Cotyledons may be either epigeal, expanding on the germination of the seed, throwing off the seed shell, rising above the ground, and perhaps becoming photosynthetic; or hypogeal, not expanding, remaining below ground and not becoming photosynthetic. The latter is typically the case where the cotyledons act as a storage organ, as in many nuts and acorns. Hypogeal plants have significantly larger seeds than epigeal ones. They are also capable of surviving if the seedling is clipped off, as meristem buds remain underground. The tradeoff is whether the plant should produce a large number of small seeds, or a smaller number of seeds which are more likely to survive. The ultimate development of the epigeal habit is represented by a few plants, mostly in the family Gesneriaceae in which the cotyledon persists for a lifetime.
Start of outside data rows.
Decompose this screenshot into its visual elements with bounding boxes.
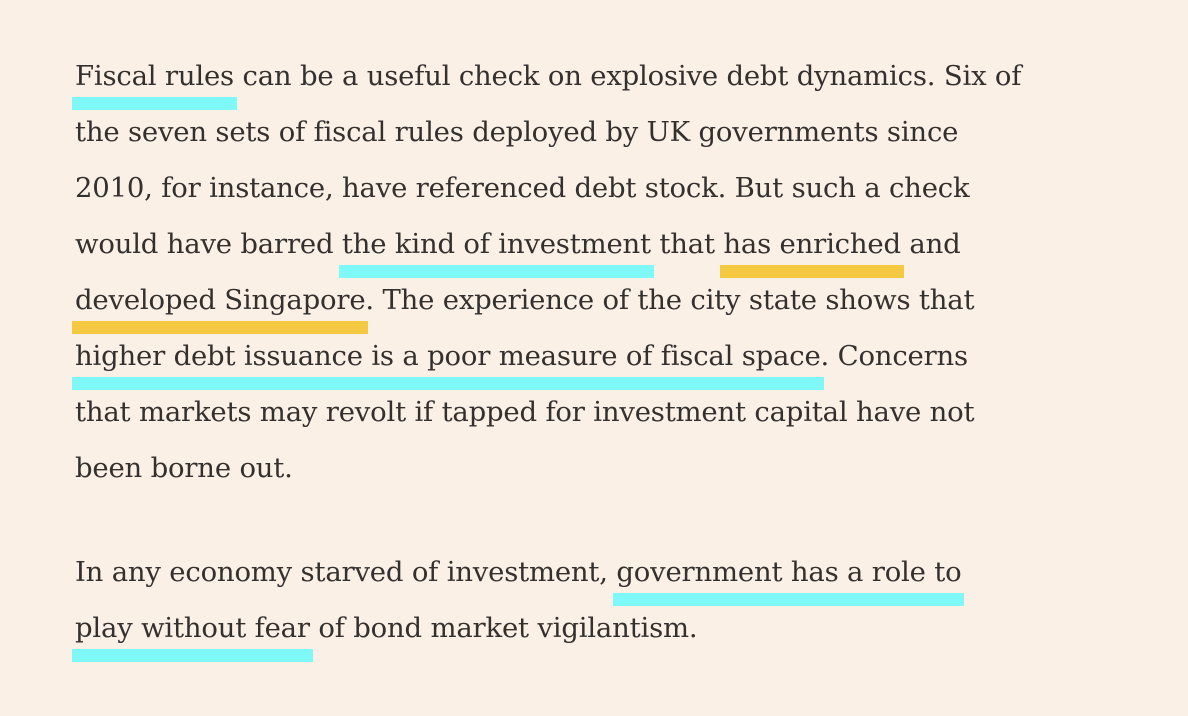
highlighted-text-cyan[interactable]: the kind of investment: [341, 228, 651, 260]
text-line: higher debt issuance is a poor measure o…: [75, 336, 968, 376]
text-segment: of bond market vigilantism.: [309, 612, 698, 644]
text-line: the seven sets of fiscal rules deployed …: [75, 112, 958, 152]
text-segment: and: [900, 228, 961, 260]
highlighted-text-cyan[interactable]: government has a role to: [616, 556, 962, 588]
text-segment: been borne out.: [75, 452, 293, 484]
text-segment: can be a useful check on explosive debt …: [233, 60, 1022, 92]
text-line: developed Singapore. The experience of t…: [75, 280, 975, 320]
text-segment: would have barred: [75, 228, 342, 260]
text-segment: that: [650, 228, 724, 260]
highlighted-text-cyan[interactable]: Fiscal rules: [75, 60, 234, 92]
text-line: would have barred the kind of investment…: [75, 224, 961, 264]
highlighted-text-cyan[interactable]: higher debt issuance is a poor measure o…: [75, 340, 821, 372]
text-segment: . Concerns: [820, 340, 969, 372]
text-line: that markets may revolt if tapped for in…: [75, 392, 975, 432]
highlighted-text-cyan[interactable]: play without fear: [75, 612, 310, 644]
text-segment: In any economy starved of investment,: [75, 556, 617, 588]
text-segment: 2010, for instance, have referenced debt…: [75, 172, 970, 204]
highlighted-text-yellow[interactable]: has enriched: [723, 228, 901, 260]
text-line: been borne out.: [75, 448, 293, 488]
text-segment: the seven sets of fiscal rules deployed …: [75, 116, 959, 148]
text-line: Fiscal rules can be a useful check on ex…: [75, 56, 1021, 96]
text-line: In any economy starved of investment, go…: [75, 552, 962, 592]
text-segment: that markets may revolt if tapped for in…: [75, 396, 975, 428]
text-line: 2010, for instance, have referenced debt…: [75, 168, 970, 208]
text-segment: . The experience of the city state shows…: [365, 284, 975, 316]
text-line: play without fear of bond market vigilan…: [75, 608, 698, 648]
highlighted-text-yellow[interactable]: developed Singapore: [75, 284, 366, 316]
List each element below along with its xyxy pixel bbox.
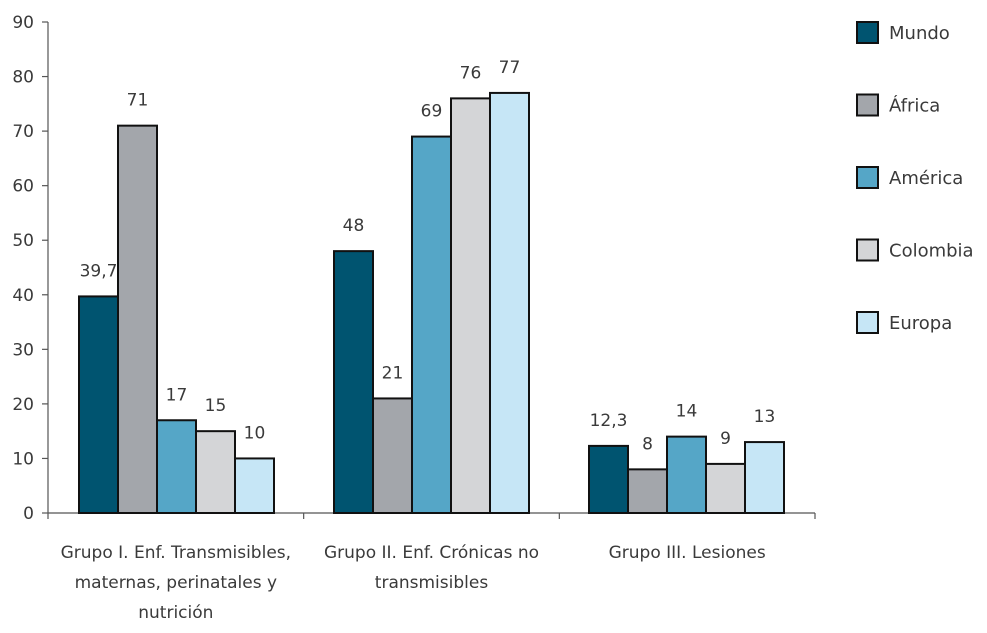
y-tick-label: 80 — [12, 68, 34, 88]
y-tick-label: 10 — [12, 449, 34, 469]
category-label: nutrición — [138, 603, 213, 623]
category-labels: Grupo I. Enf. Transmisibles, maternas, pe… — [61, 543, 766, 623]
bar — [411, 135, 452, 514]
bar — [627, 468, 668, 515]
legend-swatch — [856, 21, 879, 44]
legend-swatch — [856, 238, 879, 262]
y-tick-label: 60 — [12, 177, 34, 197]
legend-swatch — [856, 93, 879, 117]
category-label: maternas, perinatales y — [75, 573, 277, 593]
data-label: 39,7 — [80, 261, 118, 281]
category-label: transmisibles — [375, 573, 489, 593]
y-tick-label: 50 — [12, 231, 34, 251]
y-tick-label: 70 — [12, 122, 34, 142]
data-label: 17 — [166, 385, 188, 405]
data-label: 76 — [460, 63, 482, 83]
data-label: 8 — [642, 434, 653, 454]
y-tick-label: 30 — [12, 340, 34, 360]
bar — [234, 457, 275, 515]
bar — [588, 444, 629, 514]
bars — [78, 91, 785, 515]
data-label: 14 — [676, 402, 698, 422]
category-label: Grupo I. Enf. Transmisibles, — [61, 543, 291, 563]
data-label: 71 — [127, 91, 149, 111]
legend-swatch — [856, 166, 879, 189]
data-label: 69 — [421, 102, 443, 122]
legend-label: Colombia — [889, 241, 974, 262]
bar — [156, 419, 197, 514]
category-label: Grupo III. Lesiones — [609, 543, 766, 563]
legend-label: América — [889, 168, 963, 189]
legend-label: Europa — [889, 313, 952, 334]
data-labels: 39,7 48 12,3 71 21 8 17 69 14 15 76 9 10 77 13 — [80, 58, 776, 454]
y-tick-label: 0 — [23, 504, 34, 524]
bar — [705, 462, 746, 514]
bar — [666, 435, 707, 514]
bar — [450, 97, 491, 514]
data-label: 10 — [244, 423, 266, 443]
y-tick-label: 40 — [12, 286, 34, 306]
bar — [117, 124, 158, 515]
legend: Mundo África América Colombia Europa — [856, 21, 974, 334]
data-label: 48 — [343, 216, 365, 236]
legend-swatch — [856, 311, 879, 334]
legend-label: Mundo — [889, 23, 950, 44]
bar — [489, 91, 530, 515]
data-label: 15 — [205, 396, 227, 416]
bar — [195, 430, 236, 514]
category-label: Grupo II. Enf. Crónicas no — [324, 543, 539, 563]
data-label: 21 — [382, 363, 404, 383]
y-tick-label: 20 — [12, 395, 34, 415]
data-label: 13 — [754, 407, 776, 427]
bar — [744, 441, 785, 515]
data-label: 12,3 — [590, 411, 628, 431]
legend-label: África — [889, 95, 940, 117]
data-label: 77 — [499, 58, 521, 78]
data-label: 9 — [720, 429, 731, 449]
axes: 0 10 20 30 40 50 60 70 80 90 — [12, 13, 816, 524]
bar — [372, 397, 413, 514]
bar — [333, 250, 374, 514]
y-tick-label: 90 — [12, 13, 34, 33]
bar — [78, 295, 119, 515]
Such a plant is Streptocarpus wendlandii of South Africa in which one cotyledon grows to be up to 75 centimeters in length and up to 61 cm in width. Adventitious flower clusters form along the midrib of the cotyledon. The second cotyledon is much smaller and ephemeral. Related plants may show a mixture of hypogeal and epigeal development, even within the same plant family. Groups which contain both hypogeal and epigeal species include, for example, the Southern Hemisphere conifer family Araucariaceae, the pea family, Fabaceae, and the genus Lilium. The frequently garden grown common bean, Phaseolus vulgaris, is epigeal, while the closely related runner bean, Phaseolus coccineus, is hypogeal.
History
The term cotyledon was coined by Marcello Malpighi. John Ray was the first botanist to recognize that some plants have two and others only one, and eventually the first to recognize the immense importance of this fact to systematics, in Methodus plantarum. Theophrastus and Albertus Magnus may also have recognized the distinction between the dicotyledons and monocotyledons.